Wiggins after Paris Roubaix! 

Now THAT is weight saving


----------



## Guest (Dec 12, 2009)

Wiggo certainly went all in on his weight loss.


----------



## spoonhead (Apr 6, 2009)

Consider my mind blown!!


----------



## CHL (Jun 24, 2005)

That's worse than the picture of Chicken with his shirt off after the TDF. I'm not a doctor or a physical trainer so I can't tell with certainty, but that looks like major muscle atrophy. 

CHL


----------



## aussiebullet (Sep 26, 2005)

Now get him to wear low cut socks and it would look even worse!


----------



## Andrea138 (Mar 10, 2008)

Wow... I wonder if he tries to sustain that year round.


----------



## Guest (Dec 12, 2009)

Andrea138 said:


> Wow... I wonder if he tries to sustain that year round.



I dunno, but I bet right there he's realizing sustaining it for Roubaix was not such a great idea.


----------



## ghost6 (Sep 4, 2009)

Those legs look photoshopped.


----------



## muscleendurance (Jan 11, 2009)

ghost6 said:


> Those legs look photoshopped.



that crossed my mind, but its from the garmin team website its official.


----------



## ghost6 (Sep 4, 2009)

muscleendurance said:


> that crossed my mind, but its from the garmin team website its official.



If it's real, he needs treatment.


----------



## Zilla (Aug 17, 2009)

that can't be real.

You have to be losing so much power at that point of emaciation. I've also heard of his dieting technique and can't say I'm a fan.

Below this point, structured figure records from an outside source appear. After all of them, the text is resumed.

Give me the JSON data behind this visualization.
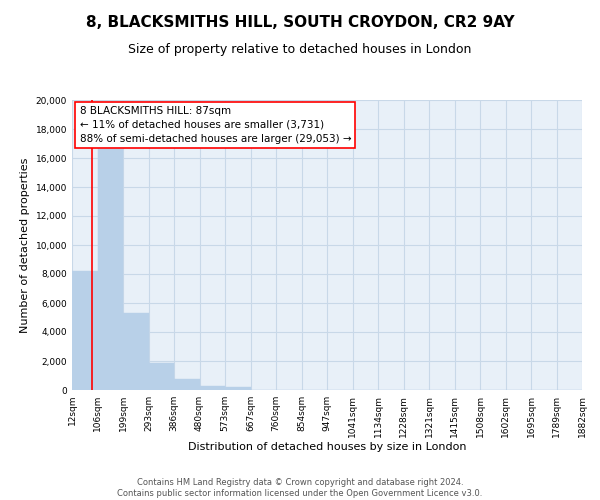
{
  "title": "8, BLACKSMITHS HILL, SOUTH CROYDON, CR2 9AY",
  "subtitle": "Size of property relative to detached houses in London",
  "xlabel": "Distribution of detached houses by size in London",
  "ylabel": "Number of detached properties",
  "bin_labels": [
    "12sqm",
    "106sqm",
    "199sqm",
    "293sqm",
    "386sqm",
    "480sqm",
    "573sqm",
    "667sqm",
    "760sqm",
    "854sqm",
    "947sqm",
    "1041sqm",
    "1134sqm",
    "1228sqm",
    "1321sqm",
    "1415sqm",
    "1508sqm",
    "1602sqm",
    "1695sqm",
    "1789sqm",
    "1882sqm"
  ],
  "bar_values": [
    8200,
    16600,
    5300,
    1850,
    780,
    280,
    230,
    0,
    0,
    0,
    0,
    0,
    0,
    0,
    0,
    0,
    0,
    0,
    0,
    0
  ],
  "bar_color": "#b8d0e8",
  "bar_edge_color": "#b8d0e8",
  "grid_color": "#c8d8e8",
  "background_color": "#e8f0f8",
  "ylim": [
    0,
    20000
  ],
  "yticks": [
    0,
    2000,
    4000,
    6000,
    8000,
    10000,
    12000,
    14000,
    16000,
    18000,
    20000
  ],
  "annotation_box_text_line1": "8 BLACKSMITHS HILL: 87sqm",
  "annotation_box_text_line2": "← 11% of detached houses are smaller (3,731)",
  "annotation_box_text_line3": "88% of semi-detached houses are larger (29,053) →",
  "footer_line1": "Contains HM Land Registry data © Crown copyright and database right 2024.",
  "footer_line2": "Contains public sector information licensed under the Open Government Licence v3.0.",
  "title_fontsize": 11,
  "subtitle_fontsize": 9,
  "axis_label_fontsize": 8,
  "tick_fontsize": 6.5,
  "annotation_fontsize": 7.5,
  "footer_fontsize": 6
}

It would be much more beneficial to diet more slowly and retain more muscle mass. You can lose muscle a **** load faster than you can put it on.


----------



## muscleendurance (Jan 11, 2009)

Zilla said:


> that can't be real.
> .


it is, get over it


----------



## Finbar (Oct 8, 2008)

the really sickening thing is that he lost even more weight for the Tour...


----------



## deadlegs2 (Oct 3, 2009)

professional cycling has got some serious problems.


----------



## ljfran2383 (Aug 27, 2009)

wow. when you get to that kinda weight your body starts getting weak, not strong, and even if he can function like that, being that low body fat percent will actually cause joint pain


----------



## deadlegs2 (Oct 3, 2009)

what ever would make cyclists think they could waste away and reincarnate themselves as a different type of rider???


----------



## Lelandjt (Sep 11, 2008)

Nice stems, if that was a chick I'd totally do her.


----------